Evasione fiscale: il nuovo Decreto

In questi giorni è stato approvato il nuovo Decreto Fiscale che inasprisce i reati di evasione fiscale.

Oltre ad aumentare gli anni di galera per evasione fiscale il nuovo Decreto abbassa gli importi dai quali scatta il reato penale.

È stata pure eliminata l’attenuante dello stato di necessità, ovvero l’essere perdonato se eri “costretto” ad evadere.

Giustificare i mancati versamenti dicendo che non hai potuto pagare a causa della crisi oppure perché avevi da mantenere le famiglie dei dipendenti non sarà più ritenuto un comportamento che merita il perdono.

La parola d’ordine è diventata

Zero tolleranza contro l’evasione fiscale.

Una volta si diceva meglio dichiarare tutto anche se non paghi.
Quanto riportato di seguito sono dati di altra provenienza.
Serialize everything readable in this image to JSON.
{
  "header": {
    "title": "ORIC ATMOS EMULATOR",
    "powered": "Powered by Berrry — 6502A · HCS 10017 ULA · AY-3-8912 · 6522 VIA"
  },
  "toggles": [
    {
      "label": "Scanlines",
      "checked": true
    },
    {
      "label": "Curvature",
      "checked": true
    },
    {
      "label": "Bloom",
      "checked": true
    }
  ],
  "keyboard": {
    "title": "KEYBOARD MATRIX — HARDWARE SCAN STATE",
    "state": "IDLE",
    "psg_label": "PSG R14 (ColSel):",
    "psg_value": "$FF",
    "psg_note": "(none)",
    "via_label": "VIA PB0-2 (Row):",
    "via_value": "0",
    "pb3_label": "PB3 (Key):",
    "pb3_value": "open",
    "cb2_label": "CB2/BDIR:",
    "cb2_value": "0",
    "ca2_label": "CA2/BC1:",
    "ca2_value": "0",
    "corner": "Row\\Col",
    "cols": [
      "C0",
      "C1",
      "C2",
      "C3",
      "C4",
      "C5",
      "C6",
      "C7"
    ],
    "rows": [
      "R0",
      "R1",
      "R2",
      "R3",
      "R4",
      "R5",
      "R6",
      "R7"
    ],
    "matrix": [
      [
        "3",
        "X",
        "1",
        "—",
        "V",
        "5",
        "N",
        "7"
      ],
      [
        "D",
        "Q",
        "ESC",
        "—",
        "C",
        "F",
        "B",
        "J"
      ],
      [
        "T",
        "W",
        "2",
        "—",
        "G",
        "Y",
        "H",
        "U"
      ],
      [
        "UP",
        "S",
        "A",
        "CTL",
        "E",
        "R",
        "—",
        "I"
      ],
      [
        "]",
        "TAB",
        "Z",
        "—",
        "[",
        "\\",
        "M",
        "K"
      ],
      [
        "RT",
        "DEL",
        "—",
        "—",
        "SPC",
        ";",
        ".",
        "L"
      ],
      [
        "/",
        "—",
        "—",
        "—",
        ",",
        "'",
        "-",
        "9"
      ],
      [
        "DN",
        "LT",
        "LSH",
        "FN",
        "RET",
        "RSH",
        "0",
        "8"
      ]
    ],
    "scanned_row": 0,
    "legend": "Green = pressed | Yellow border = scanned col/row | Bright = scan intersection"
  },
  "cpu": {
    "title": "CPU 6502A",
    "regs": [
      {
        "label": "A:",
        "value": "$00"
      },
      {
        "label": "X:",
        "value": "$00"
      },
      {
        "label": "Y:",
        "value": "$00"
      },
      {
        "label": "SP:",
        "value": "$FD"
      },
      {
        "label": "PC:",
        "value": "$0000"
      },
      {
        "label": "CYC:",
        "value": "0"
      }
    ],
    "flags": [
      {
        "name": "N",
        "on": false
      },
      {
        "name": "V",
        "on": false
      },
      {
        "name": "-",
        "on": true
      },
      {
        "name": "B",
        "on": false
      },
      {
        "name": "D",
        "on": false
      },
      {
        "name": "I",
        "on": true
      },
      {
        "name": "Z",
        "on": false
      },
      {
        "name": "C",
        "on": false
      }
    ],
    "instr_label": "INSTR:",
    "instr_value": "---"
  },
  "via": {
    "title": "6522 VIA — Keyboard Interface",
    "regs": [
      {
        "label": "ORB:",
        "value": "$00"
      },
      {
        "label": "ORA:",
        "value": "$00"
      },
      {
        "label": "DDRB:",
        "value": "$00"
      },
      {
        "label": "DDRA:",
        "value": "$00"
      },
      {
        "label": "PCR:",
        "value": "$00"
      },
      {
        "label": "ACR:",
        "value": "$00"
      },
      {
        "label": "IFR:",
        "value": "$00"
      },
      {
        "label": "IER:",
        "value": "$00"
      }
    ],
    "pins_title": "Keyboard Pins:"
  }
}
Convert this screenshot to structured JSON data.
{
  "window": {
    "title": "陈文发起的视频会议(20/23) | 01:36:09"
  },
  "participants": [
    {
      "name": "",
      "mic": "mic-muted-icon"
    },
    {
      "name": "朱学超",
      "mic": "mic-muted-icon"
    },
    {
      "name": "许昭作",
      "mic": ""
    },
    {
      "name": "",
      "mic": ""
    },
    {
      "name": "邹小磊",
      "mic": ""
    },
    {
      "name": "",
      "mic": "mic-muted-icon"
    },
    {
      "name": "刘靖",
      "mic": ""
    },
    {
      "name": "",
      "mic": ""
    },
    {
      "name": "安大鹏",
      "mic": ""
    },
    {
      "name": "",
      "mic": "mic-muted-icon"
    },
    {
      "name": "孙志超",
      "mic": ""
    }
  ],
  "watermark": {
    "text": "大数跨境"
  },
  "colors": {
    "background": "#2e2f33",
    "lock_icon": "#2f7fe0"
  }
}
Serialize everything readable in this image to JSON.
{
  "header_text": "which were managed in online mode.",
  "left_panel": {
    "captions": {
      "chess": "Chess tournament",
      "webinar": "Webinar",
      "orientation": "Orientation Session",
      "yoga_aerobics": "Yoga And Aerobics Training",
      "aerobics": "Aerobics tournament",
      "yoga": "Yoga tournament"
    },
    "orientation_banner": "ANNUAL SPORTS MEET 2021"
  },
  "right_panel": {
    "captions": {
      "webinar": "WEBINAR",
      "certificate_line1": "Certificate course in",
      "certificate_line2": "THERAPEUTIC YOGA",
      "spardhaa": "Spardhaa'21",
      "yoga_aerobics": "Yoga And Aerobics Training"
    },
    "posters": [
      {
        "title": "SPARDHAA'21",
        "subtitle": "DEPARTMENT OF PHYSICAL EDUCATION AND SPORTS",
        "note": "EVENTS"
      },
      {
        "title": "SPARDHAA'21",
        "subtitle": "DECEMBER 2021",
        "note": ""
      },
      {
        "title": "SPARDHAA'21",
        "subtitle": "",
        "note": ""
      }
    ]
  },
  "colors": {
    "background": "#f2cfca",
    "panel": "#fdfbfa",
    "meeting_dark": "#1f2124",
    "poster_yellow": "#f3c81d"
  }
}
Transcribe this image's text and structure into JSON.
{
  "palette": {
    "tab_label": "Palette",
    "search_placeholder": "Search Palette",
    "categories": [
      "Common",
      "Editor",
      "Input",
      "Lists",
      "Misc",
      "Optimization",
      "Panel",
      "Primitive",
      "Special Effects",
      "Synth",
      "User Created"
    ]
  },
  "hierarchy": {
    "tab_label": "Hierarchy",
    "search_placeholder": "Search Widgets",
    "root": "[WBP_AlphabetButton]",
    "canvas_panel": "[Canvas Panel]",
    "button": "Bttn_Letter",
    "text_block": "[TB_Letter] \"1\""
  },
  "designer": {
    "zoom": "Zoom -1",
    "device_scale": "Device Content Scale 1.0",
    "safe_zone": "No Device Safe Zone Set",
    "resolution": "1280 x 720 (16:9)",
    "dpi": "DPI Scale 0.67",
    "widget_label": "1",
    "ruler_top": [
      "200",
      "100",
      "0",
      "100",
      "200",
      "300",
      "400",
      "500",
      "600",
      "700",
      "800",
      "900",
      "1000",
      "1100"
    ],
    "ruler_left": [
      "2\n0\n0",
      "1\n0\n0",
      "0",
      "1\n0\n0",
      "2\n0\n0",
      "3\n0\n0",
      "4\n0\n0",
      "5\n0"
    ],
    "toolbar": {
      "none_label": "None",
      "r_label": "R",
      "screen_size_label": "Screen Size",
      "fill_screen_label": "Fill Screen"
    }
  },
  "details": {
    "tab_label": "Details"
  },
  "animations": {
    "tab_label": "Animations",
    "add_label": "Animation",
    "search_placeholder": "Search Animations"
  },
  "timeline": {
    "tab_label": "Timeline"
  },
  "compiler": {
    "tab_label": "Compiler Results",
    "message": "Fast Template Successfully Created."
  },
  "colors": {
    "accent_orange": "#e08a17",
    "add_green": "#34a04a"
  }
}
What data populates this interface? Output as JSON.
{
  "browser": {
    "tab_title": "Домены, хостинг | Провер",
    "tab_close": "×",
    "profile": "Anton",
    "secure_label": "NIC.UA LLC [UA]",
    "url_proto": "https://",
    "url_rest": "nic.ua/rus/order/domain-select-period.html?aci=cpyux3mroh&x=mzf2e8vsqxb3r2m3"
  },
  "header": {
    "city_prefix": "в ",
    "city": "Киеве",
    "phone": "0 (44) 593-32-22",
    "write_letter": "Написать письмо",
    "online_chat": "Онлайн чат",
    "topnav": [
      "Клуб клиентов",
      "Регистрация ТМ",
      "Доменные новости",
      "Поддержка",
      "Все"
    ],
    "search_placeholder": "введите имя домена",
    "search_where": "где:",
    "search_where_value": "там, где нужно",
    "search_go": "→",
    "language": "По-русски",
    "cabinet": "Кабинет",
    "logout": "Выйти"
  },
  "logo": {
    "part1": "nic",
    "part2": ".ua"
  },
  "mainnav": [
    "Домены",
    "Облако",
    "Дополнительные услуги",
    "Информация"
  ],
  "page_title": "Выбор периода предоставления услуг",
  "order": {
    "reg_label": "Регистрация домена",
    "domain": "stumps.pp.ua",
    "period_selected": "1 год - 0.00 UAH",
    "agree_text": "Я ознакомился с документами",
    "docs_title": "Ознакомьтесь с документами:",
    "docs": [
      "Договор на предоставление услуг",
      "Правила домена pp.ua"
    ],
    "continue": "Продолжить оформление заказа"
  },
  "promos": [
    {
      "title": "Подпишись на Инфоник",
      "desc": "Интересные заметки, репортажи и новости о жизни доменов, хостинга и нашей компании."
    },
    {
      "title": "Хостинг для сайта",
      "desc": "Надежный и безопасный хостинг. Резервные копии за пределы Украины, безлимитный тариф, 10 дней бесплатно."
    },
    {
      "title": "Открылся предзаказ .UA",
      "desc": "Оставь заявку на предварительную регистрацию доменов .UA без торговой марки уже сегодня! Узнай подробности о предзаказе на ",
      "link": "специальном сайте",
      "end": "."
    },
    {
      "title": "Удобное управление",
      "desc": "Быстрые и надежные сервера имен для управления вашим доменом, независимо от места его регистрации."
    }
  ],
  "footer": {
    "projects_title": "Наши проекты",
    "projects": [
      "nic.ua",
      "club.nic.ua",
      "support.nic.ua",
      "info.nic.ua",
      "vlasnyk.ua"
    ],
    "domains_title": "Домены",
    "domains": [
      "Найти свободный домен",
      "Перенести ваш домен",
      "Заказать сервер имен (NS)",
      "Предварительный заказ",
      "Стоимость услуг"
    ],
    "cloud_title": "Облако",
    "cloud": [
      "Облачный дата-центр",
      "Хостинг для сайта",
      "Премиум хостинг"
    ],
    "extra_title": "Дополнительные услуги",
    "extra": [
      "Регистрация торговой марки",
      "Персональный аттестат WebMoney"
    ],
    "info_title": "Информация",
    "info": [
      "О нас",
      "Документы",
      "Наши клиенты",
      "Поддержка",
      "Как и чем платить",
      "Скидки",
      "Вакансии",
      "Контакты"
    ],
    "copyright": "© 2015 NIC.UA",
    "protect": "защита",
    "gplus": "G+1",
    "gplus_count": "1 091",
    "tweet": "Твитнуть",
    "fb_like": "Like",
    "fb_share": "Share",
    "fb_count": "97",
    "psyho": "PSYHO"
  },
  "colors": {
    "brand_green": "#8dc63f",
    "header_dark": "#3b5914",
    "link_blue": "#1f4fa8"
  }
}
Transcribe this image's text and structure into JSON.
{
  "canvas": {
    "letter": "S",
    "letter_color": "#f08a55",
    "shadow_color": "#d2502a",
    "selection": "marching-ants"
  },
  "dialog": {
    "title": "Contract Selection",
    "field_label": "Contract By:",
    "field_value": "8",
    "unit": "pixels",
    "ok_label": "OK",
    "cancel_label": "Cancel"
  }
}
Oggi non è più così e c’è sempre meno distinzione tra azione fraudolenta e mancati versamenti.

I vari Governi hanno sempre minacciato la lotta all’evasione fiscale e questa volta stiamo realmente andando verso un sistema dove fare i furbi è sempre più rischioso.

Evasione fiscale: il punto delle sanzioni

L’evasione fiscale comporta ora fino a 6 anni di carcere, che salgono a 8 se si supera la soglia di 100K (sia per l’IVA che per le imposte).

Un’altra modifica importante è l’aumento della soglia minima di detenzione che passa da 18 mesi a 4 anni in caso dichiarazione fraudolenta mediante false fatture ed a 3 anni mediante altri artifici.

Un classico esempio di dichiarazione fraudolenta è quello compiuto con false fatture, ovvero per prestazioni inesistenti.

La questione della dichiarazione omessa merita un approfondimento perché sembra un’ipotesi lontana e invece è un reato contestato (ad esempio) nei casi di esterovestizione, ovvero di finte società all’estero.

In altre parole il Fisco può contestare l’omessa dichiarazione anche per una società con la sede all’estero.

Nel caso di dichiarazione infedele (ovvero semplicemente errata) la pena minima passa da 12 a 24 mesi!

Come puoi vedere molti di questi reati prevedono delle pene che vanno abbondantemente fuori dalla “condizionale” ed alcuni ben oltre l’indulto automatico.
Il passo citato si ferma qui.